Plaintiff argues that, as a matter of law, former ORS 743.042(1) precludes the grant of summary judgment for PHA.3 The argument is without merit. The affidavit of PHA’s *43executive vice president states that the omitted condition was material to the acceptance of the risk. PHA, therefore, relied on the accuracy of plaintiff s information in issuing the earlier policy. Had plaintiff disclosed the omitted information, PHA would have issued the policy only with the endorsement.

Accordingly, there were no genuine issues of material fact. The court did not err when it granted summary judgment.

Affirmed.

Plaintiff originally asked for reformation of the policy but withdrew that claim in the reply brief.

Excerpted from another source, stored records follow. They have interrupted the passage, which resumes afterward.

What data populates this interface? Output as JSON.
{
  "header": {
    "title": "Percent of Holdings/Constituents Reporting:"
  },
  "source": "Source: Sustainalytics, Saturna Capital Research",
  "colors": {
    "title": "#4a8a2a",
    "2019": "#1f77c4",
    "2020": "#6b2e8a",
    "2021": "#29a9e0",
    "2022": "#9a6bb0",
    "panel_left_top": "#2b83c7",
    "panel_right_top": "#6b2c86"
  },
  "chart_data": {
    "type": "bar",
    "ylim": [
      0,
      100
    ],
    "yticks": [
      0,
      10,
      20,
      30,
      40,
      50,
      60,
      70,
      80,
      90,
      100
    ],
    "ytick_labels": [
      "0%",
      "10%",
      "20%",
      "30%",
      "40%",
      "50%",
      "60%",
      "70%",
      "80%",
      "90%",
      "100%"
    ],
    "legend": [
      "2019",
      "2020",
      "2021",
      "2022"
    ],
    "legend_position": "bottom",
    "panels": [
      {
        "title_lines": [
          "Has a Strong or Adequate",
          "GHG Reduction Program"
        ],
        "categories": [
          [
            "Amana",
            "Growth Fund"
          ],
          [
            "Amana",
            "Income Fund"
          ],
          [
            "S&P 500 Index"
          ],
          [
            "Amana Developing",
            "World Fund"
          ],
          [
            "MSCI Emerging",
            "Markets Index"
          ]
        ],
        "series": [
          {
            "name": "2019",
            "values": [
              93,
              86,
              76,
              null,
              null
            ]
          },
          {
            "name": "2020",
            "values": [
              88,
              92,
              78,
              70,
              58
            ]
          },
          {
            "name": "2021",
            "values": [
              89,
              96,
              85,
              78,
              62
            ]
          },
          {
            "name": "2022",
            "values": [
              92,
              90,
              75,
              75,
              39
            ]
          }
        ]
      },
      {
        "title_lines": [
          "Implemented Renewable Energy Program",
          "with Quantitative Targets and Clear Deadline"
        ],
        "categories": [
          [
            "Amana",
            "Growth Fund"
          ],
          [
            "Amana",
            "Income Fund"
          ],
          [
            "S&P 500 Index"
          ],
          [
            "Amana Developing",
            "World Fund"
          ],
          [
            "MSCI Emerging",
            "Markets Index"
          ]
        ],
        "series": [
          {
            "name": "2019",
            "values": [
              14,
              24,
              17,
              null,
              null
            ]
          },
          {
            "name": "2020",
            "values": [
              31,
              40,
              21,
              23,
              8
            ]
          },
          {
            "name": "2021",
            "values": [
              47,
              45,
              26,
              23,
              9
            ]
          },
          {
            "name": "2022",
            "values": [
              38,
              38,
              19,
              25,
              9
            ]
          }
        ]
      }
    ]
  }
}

The insurer may cancel a health insurance policy under certain conditions, but “[c]ancellation shall be without prejudice to any claim originating prior to the effective date of cancellation.” ORS 743.471.

Former ORS 743.042(1) provided:

“All statements and descriptions in any application for an insurance policy by * * * the insured, shall be deemed to be representations and not warranties. Mis*43representations, omissions, concealment of facts and incorrect statements shall not prevent a recovery under the policy unless the misrepresentations, omissions, concealments of fact and incorrect statements:
“(a) Are contained in a written application for the insurance policy, and a copy of the application is indorsed upon or attached to the insurance policy when issued;
“(b) Are shown by the insurer to be material, and the insurer also shows reliance thereon; and
“(c) Are either:
“(A) Fraudulent; or
“(B) Material either to the acceptance of the risk or to the hazard assumed by the insurer.”